— Э, вздор какой! — перебил Александр; — у того была одна… известная…
— Верно это, ты не спорь!.. Тогда, значит, когда все это повстречалось _и Иона опять сделал какой-то знак руками), сыновья и вдовствующая супруга ей и говорят: «отправляйтесь-ка в деревню»… Я это уже помню, на моей памяти, — тысячи полторы душ тогда за селом-то записано было… и что опослы того к ней женихов посыпало, Боже ты мой!.. Один так с пистолетиком с руке приехал и стал на колени: «или осчастливьте, говорит, вашей рукой, или застрелюсь!». Она ему только рукой на портер указала: «вот, говорит, кем я была любима!»
К этому разговору с заметным вниманием прислушивался и Петруша.
— Женщина умная, столичного тона, — заключил с серьезною миной Иона Мокеич.
Ему как будто бы даже не пристало говорить о таких возвышенных предметах.
— А оттуда, — продолжал он гораздо более искренним тоном: — ко мне. У меня, брат, в Кузьмищевской казенной деревне такие девки чудо! На поседки к ним съездим!

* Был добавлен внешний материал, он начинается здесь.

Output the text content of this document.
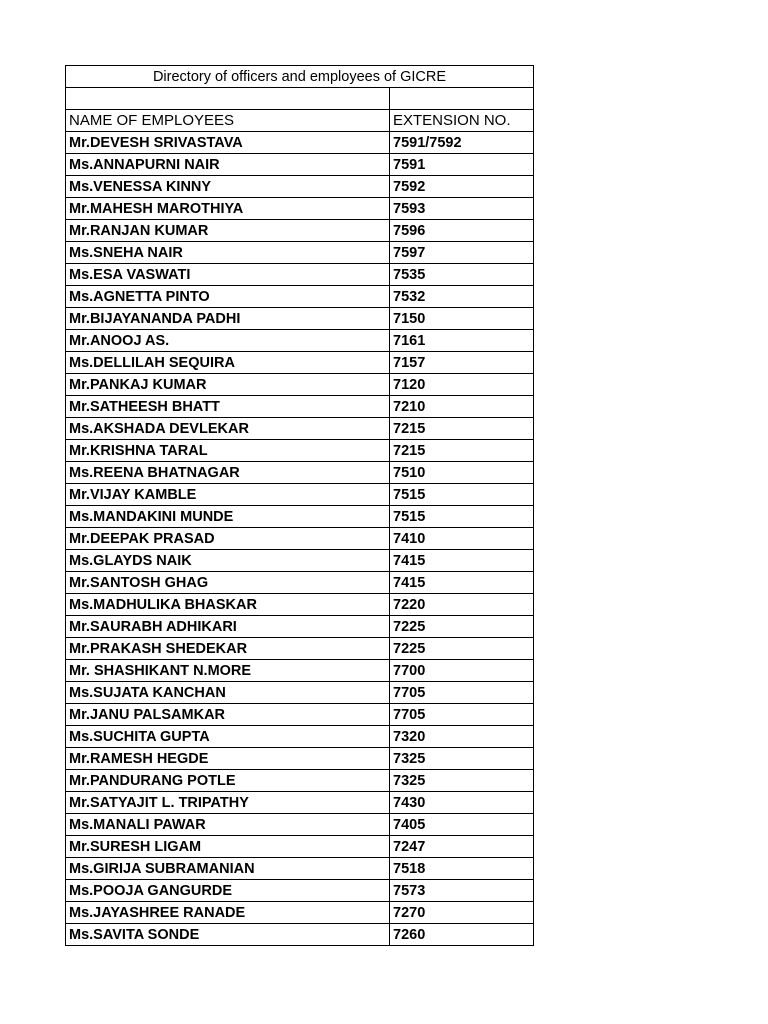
Directory of officers and employees of GICRE	

NAME OF EMPLOYEES	EXTENSION NO.
Mr.DEVESH SRIVASTAVA	7591/7592
Ms.ANNAPURNI NAIR	7591
Ms.VENESSA KINNY	7592
Mr.MAHESH MAROTHIYA	7593
Mr.RANJAN KUMAR	7596
Ms.SNEHA NAIR	7597
Ms.ESA VASWATI	7535
Ms.AGNETTA PINTO	7532
Mr.BIJAYANANDA PADHI	7150
Mr.ANOOJ AS.	7161
Ms.DELLILAH SEQUIRA	7157
Mr.PANKAJ KUMAR	7120
Mr.SATHEESH BHATT	7210
Ms.AKSHADA DEVLEKAR	7215
Mr.KRISHNA TARAL	7215
Ms.REENA BHATNAGAR	7510
Mr.VIJAY KAMBLE	7515
Ms.MANDAKINI MUNDE	7515
Mr.DEEPAK PRASAD	7410
Ms.GLAYDS NAIK	7415
Mr.SANTOSH GHAG	7415
Ms.MADHULIKA BHASKAR	7220
Mr.SAURABH ADHIKARI	7225
Mr.PRAKASH SHEDEKAR	7225
Mr. SHASHIKANT N.MORE	7700
Ms.SUJATA KANCHAN	7705
Mr.JANU PALSAMKAR	7705
Ms.SUCHITA GUPTA	7320
Mr.RAMESH HEGDE	7325
Mr.PANDURANG POTLE	7325
Mr.SATYAJIT L. TRIPATHY	7430
Ms.MANALI PAWAR	7405
Mr.SURESH LIGAM	7247
Ms.GIRIJA SUBRAMANIAN	7518
Ms.POOJA GANGURDE	7573
Ms.JAYASHREE RANADE	7270
Ms.SAVITA SONDE	7260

— Хорошо, — отвечал Александр, и, когда они пришли в усадьбу, он ушел в свой кабинет и все думал: в его воображении невольно рисовалась эта некогда бывшая фрейлина, может-быть, когда-то хорошенькая, молоденькая, рисовались украшающие ее фижмы, парик и красные каблуки.
10
Храмовой праздник
Храмовой праздник в селе Дубнах был, как видно, немаловажным событием.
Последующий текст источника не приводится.